GamblingCompliance: German Online Casinos Brace for 2015 VAT Hit
By Daniel Macadam, published on GamblingCompliance
Legal experts have warned that in just over two months’ time all EU online gaming operators will be liable for VAT in Germany in the latest setback for companies targeting Europe’s largest economy.
The European Union’s new VAT directive, designed to capture more tax from internet giants such as Amazon and Apple, will change the way the sales tax is collected from where the company is located to where the customer is based.
A warning at the European iGaming (EiG) Congress in Berlin last week that the new directive would apply to internet gaming in Germany has left some online casino and poker operators reassessing the market.
Henrik Bremer, a German tax lawyer and auditor at Wirtschaftsrat Recht, Bremer & Heller, told executives at EiG that online casino games would be covered by Germany’s 19 percent sales tax when the directive starts on January 1.
He said German tax authorities would likely follow the same calculation as for land-based casinos and charge VAT on gross gaming revenues.
Unlike many EU countries, Germany does not exempt online casino from VAT, leaving operators based in member states such as Malta facing the prospect of paying German tax for the first time.
Online sports betting, horse race betting and lottery are not affected as they are VAT exempt in Germany.
Matthias Spitz, a lawyer at Melchers, said: “The decision many operators will have to take is: either pay the tax or leave the market.
“Someone who does not pay the tax for the next six or even ten years they are still at risk.”
Under German tax law, company directors face jail time of six months to ten years for failing to declare tax returns of more than €50,000 a year.
Directors may also be liable for tax debts if taxes have not been declared correctly.
Many companies have been preparing for the VAT all year, but for some the work is becoming more urgent as the 2015 start date approaches.
EU online gambling operators can challenge the tax in Germany but only once it comes into effect next year, according to Claus Hambach, a founding partner at Hambach and Hambach law firm in Munich.
“There will definitely be cases in the upcoming future.
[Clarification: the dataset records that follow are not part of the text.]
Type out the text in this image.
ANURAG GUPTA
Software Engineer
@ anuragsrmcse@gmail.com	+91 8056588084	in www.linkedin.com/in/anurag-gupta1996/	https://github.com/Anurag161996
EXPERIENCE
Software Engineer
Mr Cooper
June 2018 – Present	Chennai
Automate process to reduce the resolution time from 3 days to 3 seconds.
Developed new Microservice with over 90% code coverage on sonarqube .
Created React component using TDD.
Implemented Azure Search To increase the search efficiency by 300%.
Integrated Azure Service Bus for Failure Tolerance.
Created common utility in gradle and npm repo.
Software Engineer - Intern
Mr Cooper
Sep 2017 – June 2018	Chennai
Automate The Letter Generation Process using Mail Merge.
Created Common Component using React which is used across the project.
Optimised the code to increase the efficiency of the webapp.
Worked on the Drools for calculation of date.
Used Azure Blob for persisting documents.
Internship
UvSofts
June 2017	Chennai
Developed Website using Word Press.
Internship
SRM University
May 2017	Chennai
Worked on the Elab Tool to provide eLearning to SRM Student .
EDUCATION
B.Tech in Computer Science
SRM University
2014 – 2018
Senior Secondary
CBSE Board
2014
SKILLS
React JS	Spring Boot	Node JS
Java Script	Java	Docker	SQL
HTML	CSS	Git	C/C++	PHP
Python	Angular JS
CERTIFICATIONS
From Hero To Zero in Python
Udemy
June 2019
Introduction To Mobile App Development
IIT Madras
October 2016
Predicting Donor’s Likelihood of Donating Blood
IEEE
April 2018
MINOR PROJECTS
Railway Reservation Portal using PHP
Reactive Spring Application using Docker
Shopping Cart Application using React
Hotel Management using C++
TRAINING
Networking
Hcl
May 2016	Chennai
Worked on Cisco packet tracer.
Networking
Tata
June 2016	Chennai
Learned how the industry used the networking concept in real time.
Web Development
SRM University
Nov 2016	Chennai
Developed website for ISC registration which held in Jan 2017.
I also believe some operators will take a stand and say they do not need to pay because of breaches of EU and other laws,” Hambach said.
The VAT charge is the latest difficulty for online gambling companies in the country after years of delays to betting licences and warning letters sent last month about payment blocks against online poker and casino sites.
A meeting of Germany’s 16 regional prime ministers two weeks ago decided to keep a contentious limit on the number of betting licences, despite the cap resulting in legal challenges that have tied up the licensing process for more than two years.
In a sign that the premiers will continue to restrict online gambling, they also decided to send representatives to Brussels in November to justify the interstate gambling treaty that set the licence cap and banned online casino and poker.
Operators have paid a 5 percent turnover tax on German online sports betting since July 2012, despite the sector being unregulated in most parts of Germany.
The new VAT directive, which was originally designed to distribute sales tax from web giants Amazon, Google and Apple more fairly between EU member states, will apply to a broad range of electronic, broadcast and telecommunication services.
Hambach said: “The changes are so enormous that gambling is of course only a small portion.”
However, German tax authorities are expected to waste no time in collecting the VAT from foreign gambling companies by viewing online gaming as an electronically provided service.
Spitz said: “The tax authorities in Germany are rather strict in enforcement once they discover a new source of tax revenue.
“It’s likely they will start digging deeper. It’s not difficult after all to work out who’s offering online casino gaming to German customers.”
Arguments that the tax cannot be collected because online casino is illegal in Germany are also likely to fail, he said.
German tax law states that even if an activity is unlawful it is still taxable so as to prevent tax evaders from hiding funds in illegal activities.
But Hambach said the VAT changes would still raise complex legal issues on the status of different online gambling products and the use of customer data.
“You can imagine what huge data protection issues will come up when any online service provider will practically be obliged now to find out where the customer is located: are they in Germany or abroad?” he said.